Singtel powered seamless 5G experiences and festivities along the Marina Bay Street Circuit in early October during the Singapore Grand Prix Season 2022, by leveraging Ericsson’s 5G end-to-end network slicing with Dynamic Radio Resource Partitioning during the event.

This made Singtel the first communications service provider in the world to use Ericsson’s Dynamic Radio Resource Partitioning feature to deliver end-to-end network slicing in a live 5G Standalone network.

Ericsson’s end-to-end network slicing solution also included cloud-native capabilities to create a dedicated slice of its network that was reserved for subscribers of Sports Plus on Singtel’s app marketplace, CAST. 

This meant subscribers could enjoy seamless video streaming of the action of the high-velocity race from wherever they were. The network delivered the live content even in congested areas along the Marina Bay Street Circuit due to the dedicated capacity being allocated to the service.

In July, Singtel announced that it had achieved over 95% 5G Standalone nationwide coverage,  three years ahead of the regulator’s deadline.

“With the world’s first application of end-to-end network slicing technology to our CAST app, we were able to provide F1 fans a superior viewing experience of the action on the track and enhance the experience of 5G race-related activations held across the island,” said Singtel Group CTO Mark Chong.

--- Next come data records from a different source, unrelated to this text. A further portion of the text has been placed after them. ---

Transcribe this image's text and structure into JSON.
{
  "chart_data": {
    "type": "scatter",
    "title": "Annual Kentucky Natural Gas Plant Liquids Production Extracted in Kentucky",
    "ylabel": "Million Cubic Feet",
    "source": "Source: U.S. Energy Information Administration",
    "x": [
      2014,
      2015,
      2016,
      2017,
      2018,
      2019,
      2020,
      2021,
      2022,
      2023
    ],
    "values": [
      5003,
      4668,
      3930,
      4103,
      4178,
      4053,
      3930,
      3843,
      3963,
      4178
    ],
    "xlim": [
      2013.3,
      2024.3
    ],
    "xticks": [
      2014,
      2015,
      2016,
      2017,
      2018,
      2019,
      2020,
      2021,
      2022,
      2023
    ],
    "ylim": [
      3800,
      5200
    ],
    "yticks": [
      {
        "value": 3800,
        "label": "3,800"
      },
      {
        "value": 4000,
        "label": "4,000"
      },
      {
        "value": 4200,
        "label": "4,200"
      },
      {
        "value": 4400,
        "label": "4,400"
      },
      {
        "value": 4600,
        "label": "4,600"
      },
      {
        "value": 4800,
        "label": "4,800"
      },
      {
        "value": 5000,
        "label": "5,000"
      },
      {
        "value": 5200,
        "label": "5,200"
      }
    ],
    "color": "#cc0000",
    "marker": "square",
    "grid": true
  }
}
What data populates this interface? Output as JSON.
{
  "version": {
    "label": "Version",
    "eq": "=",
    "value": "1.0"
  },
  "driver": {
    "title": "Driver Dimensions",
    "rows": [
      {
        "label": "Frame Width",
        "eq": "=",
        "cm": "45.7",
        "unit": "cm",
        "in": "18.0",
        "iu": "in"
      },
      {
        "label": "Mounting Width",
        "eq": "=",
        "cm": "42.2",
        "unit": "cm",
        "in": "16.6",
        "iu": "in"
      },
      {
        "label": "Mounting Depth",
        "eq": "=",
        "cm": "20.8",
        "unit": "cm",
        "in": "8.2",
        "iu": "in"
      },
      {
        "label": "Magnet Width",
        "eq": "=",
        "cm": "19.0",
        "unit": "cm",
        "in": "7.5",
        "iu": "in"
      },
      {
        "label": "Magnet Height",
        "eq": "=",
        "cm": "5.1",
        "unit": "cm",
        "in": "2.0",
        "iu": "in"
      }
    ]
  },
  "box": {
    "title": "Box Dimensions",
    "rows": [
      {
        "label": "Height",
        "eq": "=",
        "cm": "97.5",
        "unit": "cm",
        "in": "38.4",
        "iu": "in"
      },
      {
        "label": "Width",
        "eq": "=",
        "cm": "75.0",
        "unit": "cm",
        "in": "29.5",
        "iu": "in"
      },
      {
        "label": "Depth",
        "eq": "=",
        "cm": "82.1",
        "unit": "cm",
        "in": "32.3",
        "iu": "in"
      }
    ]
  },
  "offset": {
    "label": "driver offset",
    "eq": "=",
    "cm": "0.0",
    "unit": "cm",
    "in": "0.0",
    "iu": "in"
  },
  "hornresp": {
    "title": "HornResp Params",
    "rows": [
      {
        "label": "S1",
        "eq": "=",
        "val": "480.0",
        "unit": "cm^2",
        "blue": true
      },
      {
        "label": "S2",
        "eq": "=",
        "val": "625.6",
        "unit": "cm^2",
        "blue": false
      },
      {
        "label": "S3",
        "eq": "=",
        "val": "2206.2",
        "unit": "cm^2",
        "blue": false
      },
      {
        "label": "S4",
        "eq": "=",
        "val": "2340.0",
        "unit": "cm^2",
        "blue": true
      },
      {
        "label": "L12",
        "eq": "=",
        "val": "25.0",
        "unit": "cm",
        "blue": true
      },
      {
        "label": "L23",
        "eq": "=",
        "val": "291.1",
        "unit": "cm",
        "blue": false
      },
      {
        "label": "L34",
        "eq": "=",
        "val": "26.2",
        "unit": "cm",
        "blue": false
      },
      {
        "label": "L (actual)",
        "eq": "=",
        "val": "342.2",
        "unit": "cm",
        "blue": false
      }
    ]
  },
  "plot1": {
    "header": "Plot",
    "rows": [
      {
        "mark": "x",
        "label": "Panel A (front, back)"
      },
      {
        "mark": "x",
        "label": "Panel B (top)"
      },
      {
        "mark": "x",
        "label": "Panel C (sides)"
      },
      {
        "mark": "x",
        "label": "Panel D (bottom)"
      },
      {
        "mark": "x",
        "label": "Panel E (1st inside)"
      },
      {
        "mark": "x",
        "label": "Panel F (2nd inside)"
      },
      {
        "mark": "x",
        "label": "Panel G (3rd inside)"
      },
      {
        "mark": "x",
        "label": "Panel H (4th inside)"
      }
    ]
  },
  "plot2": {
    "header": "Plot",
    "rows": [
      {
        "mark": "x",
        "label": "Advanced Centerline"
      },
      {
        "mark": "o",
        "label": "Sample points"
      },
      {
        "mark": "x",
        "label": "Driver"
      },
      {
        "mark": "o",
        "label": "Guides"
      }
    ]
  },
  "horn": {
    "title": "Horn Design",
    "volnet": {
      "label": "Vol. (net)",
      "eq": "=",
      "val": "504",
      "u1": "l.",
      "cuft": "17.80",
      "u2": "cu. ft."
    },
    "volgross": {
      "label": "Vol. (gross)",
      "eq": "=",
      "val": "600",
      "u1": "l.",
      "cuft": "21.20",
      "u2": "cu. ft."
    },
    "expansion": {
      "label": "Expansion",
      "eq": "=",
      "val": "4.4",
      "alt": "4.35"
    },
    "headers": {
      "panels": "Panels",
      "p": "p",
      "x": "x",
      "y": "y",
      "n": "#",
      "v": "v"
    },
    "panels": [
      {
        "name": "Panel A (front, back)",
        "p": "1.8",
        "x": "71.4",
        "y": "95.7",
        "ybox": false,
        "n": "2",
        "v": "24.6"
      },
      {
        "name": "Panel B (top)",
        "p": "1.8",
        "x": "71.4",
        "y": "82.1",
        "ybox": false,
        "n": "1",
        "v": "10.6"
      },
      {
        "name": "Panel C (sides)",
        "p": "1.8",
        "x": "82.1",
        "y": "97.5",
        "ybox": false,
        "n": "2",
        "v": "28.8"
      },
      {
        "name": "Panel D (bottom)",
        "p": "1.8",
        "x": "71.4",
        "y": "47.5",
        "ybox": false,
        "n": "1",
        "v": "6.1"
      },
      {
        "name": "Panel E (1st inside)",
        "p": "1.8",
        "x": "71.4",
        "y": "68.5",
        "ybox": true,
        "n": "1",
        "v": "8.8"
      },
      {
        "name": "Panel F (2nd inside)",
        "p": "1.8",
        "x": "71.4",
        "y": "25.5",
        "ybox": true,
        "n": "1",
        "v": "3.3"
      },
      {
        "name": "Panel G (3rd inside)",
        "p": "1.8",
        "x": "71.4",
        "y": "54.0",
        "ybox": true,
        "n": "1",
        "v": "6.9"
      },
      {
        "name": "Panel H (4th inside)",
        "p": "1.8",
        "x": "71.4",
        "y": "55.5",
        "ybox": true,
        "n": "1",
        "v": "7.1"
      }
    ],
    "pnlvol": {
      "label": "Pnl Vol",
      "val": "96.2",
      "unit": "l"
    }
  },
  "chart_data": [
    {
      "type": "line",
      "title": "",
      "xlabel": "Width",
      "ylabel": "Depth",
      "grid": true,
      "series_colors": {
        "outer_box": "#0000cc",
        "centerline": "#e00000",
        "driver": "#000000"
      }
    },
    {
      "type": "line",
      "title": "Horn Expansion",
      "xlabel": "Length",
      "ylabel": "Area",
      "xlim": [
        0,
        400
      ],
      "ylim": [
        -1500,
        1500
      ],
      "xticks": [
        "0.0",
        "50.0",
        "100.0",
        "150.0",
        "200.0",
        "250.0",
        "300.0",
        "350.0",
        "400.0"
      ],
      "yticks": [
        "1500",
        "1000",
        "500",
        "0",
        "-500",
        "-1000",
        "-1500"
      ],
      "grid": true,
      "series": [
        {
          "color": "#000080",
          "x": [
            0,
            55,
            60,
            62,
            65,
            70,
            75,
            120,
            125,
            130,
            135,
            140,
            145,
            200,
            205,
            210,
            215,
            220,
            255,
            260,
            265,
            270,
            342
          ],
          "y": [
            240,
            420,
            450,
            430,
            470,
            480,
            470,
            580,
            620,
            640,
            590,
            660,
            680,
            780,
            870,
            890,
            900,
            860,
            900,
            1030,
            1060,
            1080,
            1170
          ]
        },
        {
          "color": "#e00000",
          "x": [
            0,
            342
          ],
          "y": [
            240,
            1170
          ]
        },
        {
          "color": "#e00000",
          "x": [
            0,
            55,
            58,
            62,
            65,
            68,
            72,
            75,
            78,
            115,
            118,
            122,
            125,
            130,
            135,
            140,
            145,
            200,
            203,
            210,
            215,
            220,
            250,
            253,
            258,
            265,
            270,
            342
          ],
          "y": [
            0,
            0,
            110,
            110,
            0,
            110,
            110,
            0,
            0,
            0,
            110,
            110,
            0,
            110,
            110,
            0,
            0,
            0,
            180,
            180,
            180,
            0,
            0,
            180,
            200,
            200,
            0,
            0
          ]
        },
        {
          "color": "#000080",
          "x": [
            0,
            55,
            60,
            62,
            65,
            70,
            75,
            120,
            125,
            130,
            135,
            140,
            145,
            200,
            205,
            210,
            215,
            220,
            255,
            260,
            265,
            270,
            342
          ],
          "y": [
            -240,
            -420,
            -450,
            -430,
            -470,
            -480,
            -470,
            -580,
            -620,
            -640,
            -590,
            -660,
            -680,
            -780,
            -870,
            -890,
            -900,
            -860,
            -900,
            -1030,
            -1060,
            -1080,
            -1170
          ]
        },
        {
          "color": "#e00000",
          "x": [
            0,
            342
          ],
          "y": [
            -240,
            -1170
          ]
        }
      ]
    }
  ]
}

Network slicing is a key feature of 5G deployments. Ericsson has ongoing 5G network slicing engagements for RAN, core network and orchestration across the globe. 

These involve diverse use cases in the consumer segment, enterprises/industry verticals such as video-assisted remote operations, AR/VR, TV/Media for sports event streaming, cloud gaming, smart city, and applications for Industry 4.0 and public safety.

Martin Wiktorin, head of Ericsson Singapore, said that with Singtel CAST subscribers being assigned the premium slice, they were able to enjoy the full race via seamless video streaming even in congested areas along the F1 race. Around 302,000 fans turned up for the Singapore Grand Prix this year.

Network slicing creates a logically separated, self-contained slice of the network, offering differentiated service performance with prioritised assurance on speed, latency and reliability. 

Dynamic Radio Resource Partitioning is a software solution that allocates spectrum resources at millisecond level scheduling.

Singtel’s high-speed, low-latency 5G network with edge cloud and network slicing capabilities enables functions like real-time computing, data storage, data analytics and AI services at the edge – bringing to life more mission-critical enterprise applications like automated quality inspection in factories, smart city planning, connected self-driving vehicles to supercharged IoT and others.